Dr Jeje Zaenudin: KAMI, Wujud Cinta NKRI

photo author
- Rabu, 19 Agustus 2020 | 21:30 WIB
1597847317541
1597847317541

 

Edisi.co.id - Koalisi Aksi Menyelamatkan Indonesia menggelar Deklarasi KAMI pada 18 Agustus 2020. Aksi deklarasi koalisi itu dilaksanakan di Tugu Proklamasi, Jakarta Pusat.

Jurnalis edisi.co.id berhasil mewawancarai salah seorang deklarator dari Cendikiawan Muslim Indonesia Dr. Jeje Zaenudin sehari setelah deklarasi diruang kerjanya di Bambu Apus Jakarta Timur, Rabu (19/8/2020).

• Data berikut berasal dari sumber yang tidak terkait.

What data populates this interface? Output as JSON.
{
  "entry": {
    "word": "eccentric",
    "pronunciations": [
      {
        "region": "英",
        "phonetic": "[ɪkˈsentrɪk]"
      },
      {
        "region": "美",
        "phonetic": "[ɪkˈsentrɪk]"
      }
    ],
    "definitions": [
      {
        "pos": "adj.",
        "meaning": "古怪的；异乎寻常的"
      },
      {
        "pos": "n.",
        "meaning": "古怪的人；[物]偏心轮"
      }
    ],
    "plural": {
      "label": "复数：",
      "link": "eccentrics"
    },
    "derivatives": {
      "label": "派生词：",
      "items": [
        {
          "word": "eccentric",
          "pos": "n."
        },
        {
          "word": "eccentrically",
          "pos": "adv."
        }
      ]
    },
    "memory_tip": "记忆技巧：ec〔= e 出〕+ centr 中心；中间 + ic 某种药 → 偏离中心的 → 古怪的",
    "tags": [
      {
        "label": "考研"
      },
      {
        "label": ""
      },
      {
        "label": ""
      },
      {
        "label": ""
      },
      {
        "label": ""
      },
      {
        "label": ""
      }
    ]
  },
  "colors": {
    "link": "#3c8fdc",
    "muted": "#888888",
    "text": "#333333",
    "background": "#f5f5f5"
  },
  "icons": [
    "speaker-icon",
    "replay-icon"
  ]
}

Apa alasan Al Ustaz Bergabung di KAMI? Apakah mewakili ormas atau tidak?
Apakah sudah mempertimbangkan konsekwensinya?

Tentu saja sebagai seorang muslim yang mempunyai komitmen terhadap agama dan tanah air, saya mengambil sikap apapun atas dasar pertimbangan yang sematang-matangnya dengan hati yang jernih, akal yang sehat, dan niat yang ikhlas.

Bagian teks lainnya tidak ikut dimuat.